Social Impact

Grameen Foundation
FarmerLink: Making Rural Farmers More Connected
The Challenge
Help us design a tool we can give farmers in remote communities to make them less vulnerable in the face of change
Project Highlight
Aside from designing a solution that works in very real world terms, Propellerfish left behind a legacy of positive impact on the team in terms of profound thinking and deep personal commitment to our success.” GIGI GATTI, Regional Director Asia @ Grameen Foundation
From early 2015 through 2016, Grameen Foundation and Propellerfish worked together to design, optimize and pilot a program that helps farming families in the Philippines become more resilient to change. We began our journey by understanding the core vulnerabilities of farmers in two remote parts of the Philippines: Quezon Province and Davao. We spent two weeks in field, spending time with farmers, their wives, their children, and their communities to understand their vulnerabilities and their existing coping strategies first hand.

Our solution paired a technology platform with a network of agents visiting farmers with a smart device. The device contains an encyclopedia of knowledge that can help farmers develop their farms. It can also link them to financial services, open up access to more lucrative markets and deliver personalized sms alerts for farmers based on their specific needs.

THE OUTCOME

A new service with digital and physical touch-points, based on available resources and technologies, able to link local farmers to a wider range of opportunities.

Our solution was solid, but solutions are only useful in practice.

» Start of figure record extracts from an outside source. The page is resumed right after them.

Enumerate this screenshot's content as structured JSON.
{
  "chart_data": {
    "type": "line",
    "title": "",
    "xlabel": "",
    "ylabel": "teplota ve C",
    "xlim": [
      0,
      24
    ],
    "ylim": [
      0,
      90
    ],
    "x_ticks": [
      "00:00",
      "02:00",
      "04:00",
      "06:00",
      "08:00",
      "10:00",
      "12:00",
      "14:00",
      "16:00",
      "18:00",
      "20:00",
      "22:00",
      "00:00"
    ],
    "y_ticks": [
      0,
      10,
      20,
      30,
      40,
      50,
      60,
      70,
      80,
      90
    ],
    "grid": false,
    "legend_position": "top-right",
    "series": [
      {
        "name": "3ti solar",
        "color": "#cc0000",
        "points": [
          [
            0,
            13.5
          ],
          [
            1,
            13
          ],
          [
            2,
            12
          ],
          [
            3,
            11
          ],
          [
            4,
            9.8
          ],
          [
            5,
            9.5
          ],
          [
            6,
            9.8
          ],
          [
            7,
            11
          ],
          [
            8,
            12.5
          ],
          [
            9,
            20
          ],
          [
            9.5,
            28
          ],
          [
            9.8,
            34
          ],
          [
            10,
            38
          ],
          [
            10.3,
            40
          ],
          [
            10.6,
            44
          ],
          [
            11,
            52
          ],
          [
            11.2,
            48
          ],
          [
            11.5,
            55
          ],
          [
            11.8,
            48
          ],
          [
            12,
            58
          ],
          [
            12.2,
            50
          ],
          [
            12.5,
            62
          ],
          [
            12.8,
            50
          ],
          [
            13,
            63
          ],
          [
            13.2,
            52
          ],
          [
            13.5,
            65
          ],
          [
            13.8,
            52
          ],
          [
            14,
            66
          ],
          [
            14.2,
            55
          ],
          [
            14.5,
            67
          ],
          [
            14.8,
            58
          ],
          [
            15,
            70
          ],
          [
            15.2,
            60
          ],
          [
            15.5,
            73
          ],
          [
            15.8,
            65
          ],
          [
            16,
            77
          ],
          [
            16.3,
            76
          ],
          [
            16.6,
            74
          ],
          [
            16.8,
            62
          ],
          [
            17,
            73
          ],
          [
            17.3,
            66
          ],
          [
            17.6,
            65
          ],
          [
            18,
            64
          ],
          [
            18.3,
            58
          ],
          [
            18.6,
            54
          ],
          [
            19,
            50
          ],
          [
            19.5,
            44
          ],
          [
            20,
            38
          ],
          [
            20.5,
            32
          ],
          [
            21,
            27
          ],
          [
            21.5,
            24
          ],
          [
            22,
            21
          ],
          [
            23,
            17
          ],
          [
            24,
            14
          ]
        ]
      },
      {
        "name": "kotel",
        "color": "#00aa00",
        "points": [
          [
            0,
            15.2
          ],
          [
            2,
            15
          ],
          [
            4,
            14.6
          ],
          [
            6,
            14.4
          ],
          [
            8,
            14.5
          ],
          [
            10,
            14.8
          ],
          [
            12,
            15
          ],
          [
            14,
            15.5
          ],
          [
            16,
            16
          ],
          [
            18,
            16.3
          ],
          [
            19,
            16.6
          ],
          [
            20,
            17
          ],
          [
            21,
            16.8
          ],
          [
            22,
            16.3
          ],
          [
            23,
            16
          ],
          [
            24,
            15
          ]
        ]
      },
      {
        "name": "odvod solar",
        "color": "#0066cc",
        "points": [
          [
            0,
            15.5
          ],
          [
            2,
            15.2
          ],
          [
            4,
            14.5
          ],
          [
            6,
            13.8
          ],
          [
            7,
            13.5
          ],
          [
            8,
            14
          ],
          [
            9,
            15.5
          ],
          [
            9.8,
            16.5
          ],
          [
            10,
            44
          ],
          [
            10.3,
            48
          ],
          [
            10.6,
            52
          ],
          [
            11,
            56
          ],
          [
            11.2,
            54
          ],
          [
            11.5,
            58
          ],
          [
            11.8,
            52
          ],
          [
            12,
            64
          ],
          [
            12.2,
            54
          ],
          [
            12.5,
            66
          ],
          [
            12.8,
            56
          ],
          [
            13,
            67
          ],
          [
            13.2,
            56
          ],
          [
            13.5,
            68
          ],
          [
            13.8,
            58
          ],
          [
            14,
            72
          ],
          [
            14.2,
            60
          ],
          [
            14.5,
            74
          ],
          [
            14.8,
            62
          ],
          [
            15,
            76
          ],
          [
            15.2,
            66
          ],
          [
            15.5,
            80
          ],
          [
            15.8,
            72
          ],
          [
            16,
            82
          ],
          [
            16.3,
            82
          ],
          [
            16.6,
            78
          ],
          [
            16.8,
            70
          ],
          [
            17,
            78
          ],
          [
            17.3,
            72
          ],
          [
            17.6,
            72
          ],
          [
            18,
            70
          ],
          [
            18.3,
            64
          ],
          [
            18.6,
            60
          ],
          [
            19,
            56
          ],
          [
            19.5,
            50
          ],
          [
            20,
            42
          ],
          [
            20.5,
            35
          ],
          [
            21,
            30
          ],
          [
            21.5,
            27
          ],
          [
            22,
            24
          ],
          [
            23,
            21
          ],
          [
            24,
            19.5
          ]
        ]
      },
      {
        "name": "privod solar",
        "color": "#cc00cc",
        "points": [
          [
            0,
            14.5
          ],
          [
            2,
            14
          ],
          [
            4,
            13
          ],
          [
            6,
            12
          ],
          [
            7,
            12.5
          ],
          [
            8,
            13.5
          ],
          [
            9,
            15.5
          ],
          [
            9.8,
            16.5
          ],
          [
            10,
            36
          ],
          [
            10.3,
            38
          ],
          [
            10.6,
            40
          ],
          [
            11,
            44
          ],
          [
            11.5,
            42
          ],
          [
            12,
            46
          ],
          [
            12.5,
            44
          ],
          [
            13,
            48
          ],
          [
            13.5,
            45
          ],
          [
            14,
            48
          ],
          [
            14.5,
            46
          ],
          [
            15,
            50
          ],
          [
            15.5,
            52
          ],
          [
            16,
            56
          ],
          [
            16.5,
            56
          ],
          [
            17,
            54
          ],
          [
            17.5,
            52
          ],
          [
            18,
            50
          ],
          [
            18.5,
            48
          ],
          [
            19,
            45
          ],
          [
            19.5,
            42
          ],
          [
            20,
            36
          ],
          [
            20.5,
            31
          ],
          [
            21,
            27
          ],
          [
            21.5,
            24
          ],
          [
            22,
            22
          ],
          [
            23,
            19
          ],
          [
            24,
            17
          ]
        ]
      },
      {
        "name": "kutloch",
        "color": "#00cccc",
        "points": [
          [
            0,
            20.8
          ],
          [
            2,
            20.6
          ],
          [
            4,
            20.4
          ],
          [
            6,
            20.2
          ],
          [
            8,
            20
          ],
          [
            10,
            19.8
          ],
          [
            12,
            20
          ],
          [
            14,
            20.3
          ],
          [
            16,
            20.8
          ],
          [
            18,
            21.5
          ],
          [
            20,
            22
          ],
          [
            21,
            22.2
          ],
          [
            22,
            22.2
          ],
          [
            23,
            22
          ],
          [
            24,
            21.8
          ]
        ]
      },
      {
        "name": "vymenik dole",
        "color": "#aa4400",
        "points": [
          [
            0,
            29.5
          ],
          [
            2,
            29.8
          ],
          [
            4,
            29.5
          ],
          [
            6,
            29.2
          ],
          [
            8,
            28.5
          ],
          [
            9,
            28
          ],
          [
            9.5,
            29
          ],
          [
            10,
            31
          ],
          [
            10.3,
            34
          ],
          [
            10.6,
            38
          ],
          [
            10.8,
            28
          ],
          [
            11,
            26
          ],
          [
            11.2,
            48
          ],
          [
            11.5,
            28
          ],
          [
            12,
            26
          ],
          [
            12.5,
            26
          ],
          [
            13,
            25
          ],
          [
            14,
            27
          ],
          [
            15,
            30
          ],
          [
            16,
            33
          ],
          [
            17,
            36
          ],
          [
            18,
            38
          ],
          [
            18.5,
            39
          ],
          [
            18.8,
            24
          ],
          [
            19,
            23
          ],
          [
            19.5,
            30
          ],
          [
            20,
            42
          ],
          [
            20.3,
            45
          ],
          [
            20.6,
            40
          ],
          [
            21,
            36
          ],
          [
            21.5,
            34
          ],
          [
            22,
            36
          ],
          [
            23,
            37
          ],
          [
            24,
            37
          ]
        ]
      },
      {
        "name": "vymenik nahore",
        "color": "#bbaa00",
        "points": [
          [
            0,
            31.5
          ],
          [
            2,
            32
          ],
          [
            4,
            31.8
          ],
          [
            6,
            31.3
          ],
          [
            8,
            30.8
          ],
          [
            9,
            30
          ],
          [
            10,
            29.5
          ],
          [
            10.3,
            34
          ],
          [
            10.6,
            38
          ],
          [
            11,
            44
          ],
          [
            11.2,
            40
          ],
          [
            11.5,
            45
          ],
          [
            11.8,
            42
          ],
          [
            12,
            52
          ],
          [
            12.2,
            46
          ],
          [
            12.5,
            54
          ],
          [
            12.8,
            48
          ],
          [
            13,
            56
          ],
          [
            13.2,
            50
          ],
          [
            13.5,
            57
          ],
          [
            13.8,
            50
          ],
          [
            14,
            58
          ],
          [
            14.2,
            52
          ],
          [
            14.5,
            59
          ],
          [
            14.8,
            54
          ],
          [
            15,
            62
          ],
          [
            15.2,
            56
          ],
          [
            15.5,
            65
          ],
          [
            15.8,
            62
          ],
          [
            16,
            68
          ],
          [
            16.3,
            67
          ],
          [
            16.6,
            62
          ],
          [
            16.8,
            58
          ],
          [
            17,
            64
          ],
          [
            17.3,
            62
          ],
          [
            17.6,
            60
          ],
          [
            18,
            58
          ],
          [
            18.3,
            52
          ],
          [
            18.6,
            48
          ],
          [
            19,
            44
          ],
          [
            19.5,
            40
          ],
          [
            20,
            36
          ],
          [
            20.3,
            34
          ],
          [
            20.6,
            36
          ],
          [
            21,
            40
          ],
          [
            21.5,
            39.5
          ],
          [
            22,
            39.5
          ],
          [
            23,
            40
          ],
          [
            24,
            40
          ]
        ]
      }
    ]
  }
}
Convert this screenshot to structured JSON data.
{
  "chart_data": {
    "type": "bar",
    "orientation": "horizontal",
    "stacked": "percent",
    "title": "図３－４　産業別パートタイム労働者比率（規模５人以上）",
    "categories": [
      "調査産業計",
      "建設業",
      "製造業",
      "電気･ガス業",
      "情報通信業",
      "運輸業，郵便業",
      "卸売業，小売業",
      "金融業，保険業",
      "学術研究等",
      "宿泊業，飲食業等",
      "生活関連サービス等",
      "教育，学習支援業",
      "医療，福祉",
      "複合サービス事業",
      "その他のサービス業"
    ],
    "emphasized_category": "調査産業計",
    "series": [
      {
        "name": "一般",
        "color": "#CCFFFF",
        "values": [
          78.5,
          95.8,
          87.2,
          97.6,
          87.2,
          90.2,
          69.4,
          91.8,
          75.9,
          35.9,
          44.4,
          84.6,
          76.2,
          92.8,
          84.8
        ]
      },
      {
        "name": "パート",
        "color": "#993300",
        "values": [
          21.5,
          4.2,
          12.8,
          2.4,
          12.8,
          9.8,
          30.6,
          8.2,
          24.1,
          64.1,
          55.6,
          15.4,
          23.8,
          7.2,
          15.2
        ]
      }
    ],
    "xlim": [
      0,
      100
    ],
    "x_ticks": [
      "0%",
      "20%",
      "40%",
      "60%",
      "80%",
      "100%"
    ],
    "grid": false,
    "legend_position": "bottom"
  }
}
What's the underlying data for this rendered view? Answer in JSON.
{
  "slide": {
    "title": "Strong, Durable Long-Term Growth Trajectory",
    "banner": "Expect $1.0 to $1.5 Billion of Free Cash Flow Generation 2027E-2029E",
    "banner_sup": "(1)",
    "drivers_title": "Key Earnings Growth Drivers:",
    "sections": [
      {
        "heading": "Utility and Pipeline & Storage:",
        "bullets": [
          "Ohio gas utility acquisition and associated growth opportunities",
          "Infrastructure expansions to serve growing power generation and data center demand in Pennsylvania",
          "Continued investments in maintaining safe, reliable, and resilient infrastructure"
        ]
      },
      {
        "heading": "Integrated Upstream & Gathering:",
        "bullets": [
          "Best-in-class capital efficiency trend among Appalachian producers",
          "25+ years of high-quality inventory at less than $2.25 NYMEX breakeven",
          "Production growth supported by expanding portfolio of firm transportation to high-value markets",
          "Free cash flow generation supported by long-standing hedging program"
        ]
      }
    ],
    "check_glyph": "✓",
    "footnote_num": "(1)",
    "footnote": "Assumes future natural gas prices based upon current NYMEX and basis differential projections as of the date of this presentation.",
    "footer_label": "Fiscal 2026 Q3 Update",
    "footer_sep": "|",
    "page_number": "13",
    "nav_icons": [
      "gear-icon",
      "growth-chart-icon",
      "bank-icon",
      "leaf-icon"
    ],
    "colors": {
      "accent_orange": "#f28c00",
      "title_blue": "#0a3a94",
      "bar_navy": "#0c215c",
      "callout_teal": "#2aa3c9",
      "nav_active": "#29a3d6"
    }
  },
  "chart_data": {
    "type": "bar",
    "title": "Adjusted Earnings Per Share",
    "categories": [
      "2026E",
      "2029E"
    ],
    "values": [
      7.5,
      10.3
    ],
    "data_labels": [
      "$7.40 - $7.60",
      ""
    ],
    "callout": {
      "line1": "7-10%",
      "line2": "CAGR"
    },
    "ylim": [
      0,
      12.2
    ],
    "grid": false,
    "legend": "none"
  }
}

In early 2015, we returned to Davao to prototype our solution with a team of local agents over five days. First, we took the team local agents through formal FarmerLink training. We then sent them out into the field to trial the solution with farmers and experiment with different forms of engagement. We then sat down together to download our learnings and iterate on the model to simplify the overall farmer experience. In one week, we turned a solution that made sense in theory into one that worked in practice.

The program is currently being piloted in Davao and has received a grant for up to $1 Million in funding from USAID, the Rockefeller Foundation and SIDA as part of the Global Resiliency Partnership.